Fraternity of St Peter installed in St Mary's Warrington, England

Prayers before Mass
Fr Armand de Malleray FSSP kneels next to Archbishop Malcolm McMahon of Liverpool,
in St Mary's, Warrington, before the start of Mass, at which the Archbishop presided.
Photo by Martin Gardner.
On Saturday, in Warrington, in England's North West, the Fraternity of St Peter took formal charge of the impressive Pugin church of St Mary's, in the presence of the Archbishop, Malcolm McMahon, and the Abbot of Ampleforth, Cuthbert Madden. It was the Benedictines of Ampleforth who had served the Catholics of the town since 1770, and had built the present, Pugin, church. Abbot Madden has given the church (and the large presbytery) to the FSSP. (There are more photos and comments about the church on my own blog here.)
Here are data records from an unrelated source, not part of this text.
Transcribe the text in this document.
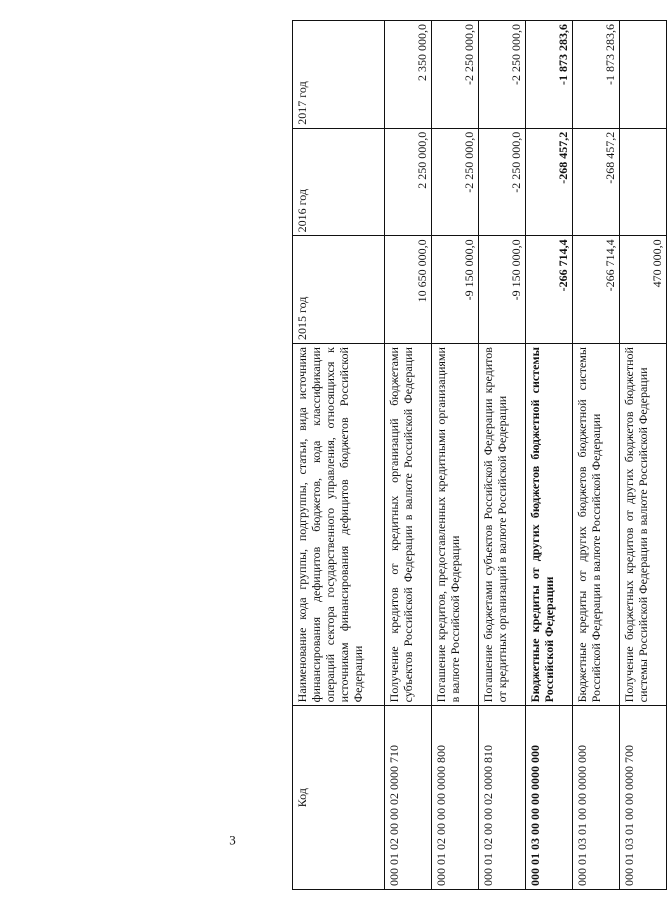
3
Код	Наименование кода группы, подгруппы, статьи, вида источника финансирования дефицитов бюджетов, кода классификации операций сектора государственного управления, относящихся к источникам финансирования дефицитов бюджетов Российской Федерации	2015 год	2016 год	2017 год
000 01 02 00 00 02 0000 710	Получение кредитов от кредитных организаций бюджетами субъектов Российской Федерации в валюте Российской Федерации	10 650 000,0	2 250 000,0	2 350 000,0

000 01 02 00 00 00 0000 800	Погашение кредитов, предоставленных кредитными организациями в валюте Российской Федерации	-9 150 000,0	-2 250 000,0	-2 250 000,0

000 01 02 00 00 02 0000 810	Погашение бюджетами субъектов Российской Федерации кредитов от кредитных организаций в валюте Российской Федерации	-9 150 000,0	-2 250 000,0	-2 250 000,0

000 01 03 00 00 00 0000 000	Бюджетные кредиты от других бюджетов бюджетной системы Российской Федерации	-266 714,4	-268 457,2	-1 873 283,6

000 01 03 01 00 00 0000 000	Бюджетные кредиты от других бюджетов бюджетной системы Российской Федерации в валюте Российской Федерации	-266 714,4	-268 457,2	-1 873 283,6

000 01 03 01 00 00 0000 700	Получение бюджетных кредитов от других бюджетов бюджетной системы Российской Федерации в валюте Российской Федерации	470 000,0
This is part of a wider phenomenon in this part of England, where the Catholic population was traditionally the highest, thanks to the resistence of local Catholics to the Reformation, and after 1840 to Irish immigration. St Mary's forms the third of a triangle of impressive, but potentially redundant, churches, which have been given to the care of the Traditional Institutes: two, SS Peter & Paul and St Philomena, at the north end of the Diocese of Shrewsbury, and St Walburge's, Preston, in the Diocese of Lancaster, to the Institute of Christ the King Sovereign Priest, and now St Mary's, in Liverpool Archdiocese, to the FSSP.

Two other northern dioceses, Salford and Middlesbrough, have recently established communities of the Oratorians of St Philip Neri, both of which celebrate Sunday Masses in the Vetus Ordo. Like the the ICKSP and the FSSP, the Oratorians are now looking after fine historic churches.

Elsewhere in the country, the Fraternity of St Peter has a canonically erected house in Portsmouth Diocese, where they share a church, and an official 'chaplaincy' in the Diocese of Northampton.

The significance of these developments is in part that, unlike the secular clergy, the Traditional Mass will not routinely disapear from these locations when a priest is moved, retires, or dies. It is a step of major sympbolic significance, in which the local bishop is necessarily fully involved.

In the last few years, the Traditional Mass, and the priests who say it, have in an important way ceased to be a marginal phenomenon in the Catholic Church in England.

Please say a prayer for Fr Armand de Malleray and his confreres, and for all the priests of these important apostolates, that their labours in the Lord's vineyard will bear much fruit.